I have never been able to understand where people got the idea that democracy was in some way opposed to tradition. It is obvious that tradition is only democracy extended through time. It is trusting to a consensus of common human voices rather than to some isolated or arbitrary record. The man who quotes some German historian against the tradition of the Catholic Church, for instance, is strictly appealing to aristocracy. He is appealing to the superiority of one expert against the awful authority of a [group] . . . . Tradition may be defined as an extension of the franchise. Tradition means giving votes to the most obscure of all classes, our ancestors.

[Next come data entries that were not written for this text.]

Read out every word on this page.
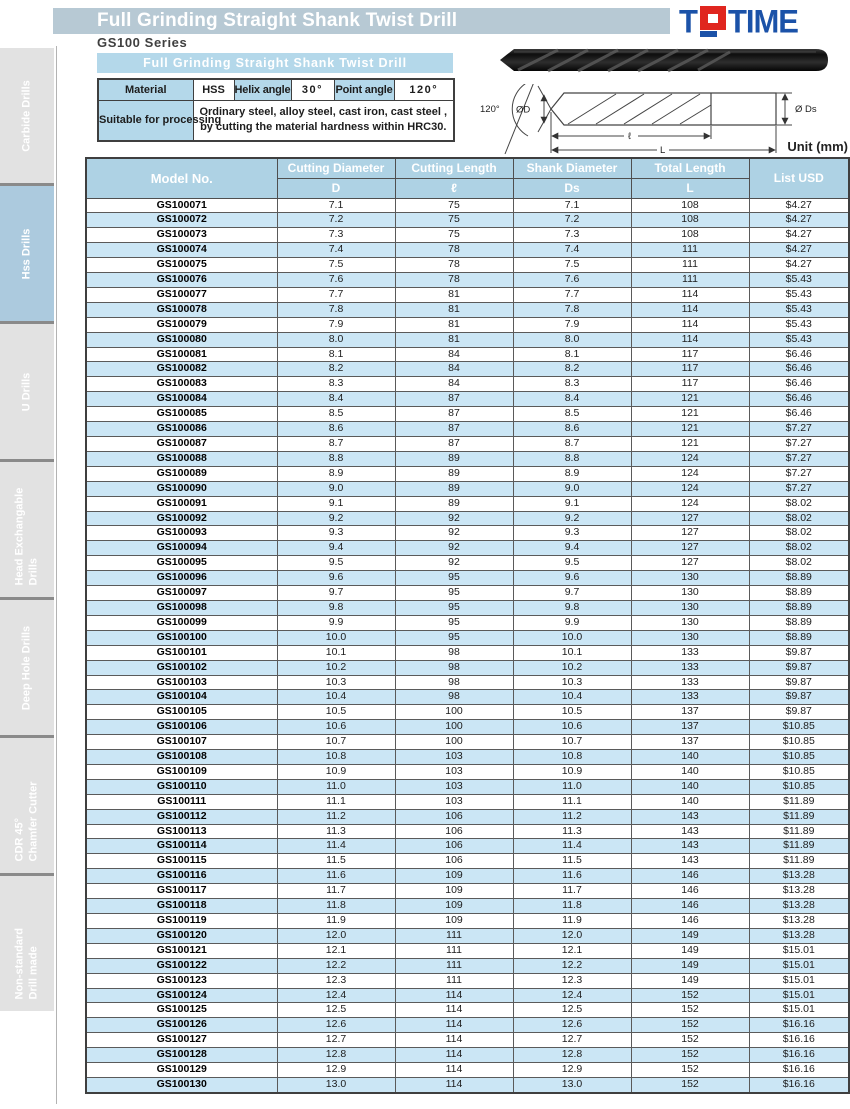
Full Grinding Straight Shank Twist Drill	T TIME
Carbide Drills
Hss Drills
U Drills
Head Exchangable Drills
Deep Hole Drills
CDR 45° Chamfer Cutter
Non-standard Drill made
GS100 Series
Full Grinding Straight Shank Twist Drill
Material	HSS	Helix angle	30°	Point angle	120°
Suitable for processing	Ordinary steel, alloy steel, cast iron, cast steel ,
by cutting the material hardness within HRC30.				
120° ØD	Ø Ds
ℓ
L	Unit (mm)
Model No.	Cutting Diameter	Cutting Length	Shank Diameter	Total Length	List USD
	D	ℓ	Ds	L	
GS100071	7.1	75	7.1	108	$4.27
GS100072	7.2	75	7.2	108	$4.27
GS100073	7.3	75	7.3	108	$4.27
GS100074	7.4	78	7.4	111	$4.27
GS100075	7.5	78	7.5	111	$4.27
GS100076	7.6	78	7.6	111	$5.43
GS100077	7.7	81	7.7	114	$5.43
GS100078	7.8	81	7.8	114	$5.43
GS100079	7.9	81	7.9	114	$5.43
GS100080	8.0	81	8.0	114	$5.43
GS100081	8.1	84	8.1	117	$6.46
GS100082	8.2	84	8.2	117	$6.46
GS100083	8.3	84	8.3	117	$6.46
GS100084	8.4	87	8.4	121	$6.46
GS100085	8.5	87	8.5	121	$6.46
GS100086	8.6	87	8.6	121	$7.27
GS100087	8.7	87	8.7	121	$7.27
GS100088	8.8	89	8.8	124	$7.27
GS100089	8.9	89	8.9	124	$7.27
GS100090	9.0	89	9.0	124	$7.27
GS100091	9.1	89	9.1	124	$8.02
GS100092	9.2	92	9.2	127	$8.02
GS100093	9.3	92	9.3	127	$8.02
GS100094	9.4	92	9.4	127	$8.02
GS100095	9.5	92	9.5	127	$8.02
GS100096	9.6	95	9.6	130	$8.89
GS100097	9.7	95	9.7	130	$8.89
GS100098	9.8	95	9.8	130	$8.89
GS100099	9.9	95	9.9	130	$8.89
GS100100	10.0	95	10.0	130	$8.89
GS100101	10.1	98	10.1	133	$9.87
GS100102	10.2	98	10.2	133	$9.87
GS100103	10.3	98	10.3	133	$9.87
GS100104	10.4	98	10.4	133	$9.87
GS100105	10.5	100	10.5	137	$9.87
GS100106	10.6	100	10.6	137	$10.85
GS100107	10.7	100	10.7	137	$10.85
GS100108	10.8	103	10.8	140	$10.85
GS100109	10.9	103	10.9	140	$10.85
GS100110	11.0	103	11.0	140	$10.85
GS100111	11.1	103	11.1	140	$11.89
GS100112	11.2	106	11.2	143	$11.89
GS100113	11.3	106	11.3	143	$11.89
GS100114	11.4	106	11.4	143	$11.89
GS100115	11.5	106	11.5	143	$11.89
GS100116	11.6	109	11.6	146	$13.28
GS100117	11.7	109	11.7	146	$13.28
GS100118	11.8	109	11.8	146	$13.28
GS100119	11.9	109	11.9	146	$13.28
GS100120	12.0	111	12.0	149	$13.28
GS100121	12.1	111	12.1	149	$15.01
GS100122	12.2	111	12.2	149	$15.01
GS100123	12.3	111	12.3	149	$15.01
GS100124	12.4	114	12.4	152	$15.01
GS100125	12.5	114	12.5	152	$15.01
GS100126	12.6	114	12.6	152	$16.16
GS100127	12.7	114	12.7	152	$16.16
GS100128	12.8	114	12.8	152	$16.16
GS100129	12.9	114	12.9	152	$16.16
GS100130	13.0	114	13.0	152	$16.16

I think that G.K Chesterton hit on quite a point here. Holy Tradition was not simply imposed from above, as though panels of bishops sat and chose all of Holy Tradition. Inevitably there was an internal conversation in the Church as the Church responded to the Holy Spirit. That conversation was both formal and informal. The formal side were the definitions various Church Fathers and Councils–many of them local Councils–gave as the Church grew and developed. These formal definitions range from the development in Church leadership that we can already see in the epistles of Saint Paul, Saint John, and Saint Peter, through the later definitions on provinces, dioceses, patriarchates, through the developments in worship practices, etc.
The informal side was the acceptance of the Church . . . or the rejection of the Church. Sometimes we make it clear that our opinion of the People of the Church is actually rather low. We make all these wonderful pronouncements about the People of God, the Body of Christ. That is, as long as we do not have to really listen to the great democracy of the People of God through the ages. It reminds me of that old joke about the person who says that s/he loves humanity, but that it is people that s/he hates. You see, too often we treat the historical People of God as though they are full of wrong beliefs and superstitions that we are able to see through much better than all the People of God and her scholars throughout Church history. In fact, as Chesterton charges, we have become arrogant aristocrats who think that we know so much better what really happened and so much better what God has said than our ancestors.
Now those of you who read this blog are quite aware that I know quite a bit about many of the controversies of the Church. And, I am quite aware of superstitions and wrong beliefs that really have existed in the Church. Most often it is the Church herself that has taught me to see those superstitions and wrong beliefs in a more accurate way. You see, nowadays we too often get lost in looking at the trees and miss the forest. Or to use another metaphor, we see the tesserae and miss the mosaic.
Each cubic piece (tesserae) that forms the mosaic is actually imperfect. Like the tree in the forest, no tesserae is perfect just as no tree is perfect. It is only when one steps back and looks at the mosaic that the picture emerges in spite of the many imperfections. This is what G.K. Chesterton was pointing at. There really is a great democracy of witness in the Church. Not one person in the Church is perfect. None of the traditions in the Church is exactly perfect or clear when looked at under a microscope. The Church herself is not perfect. And, yet, somehow, when we step back and look at the Church we see Jesus and we see a picture of God’s work among us. It is to that great democracy, that great Holy Tradition to which we answer every bit as much as we answer to Our Lord.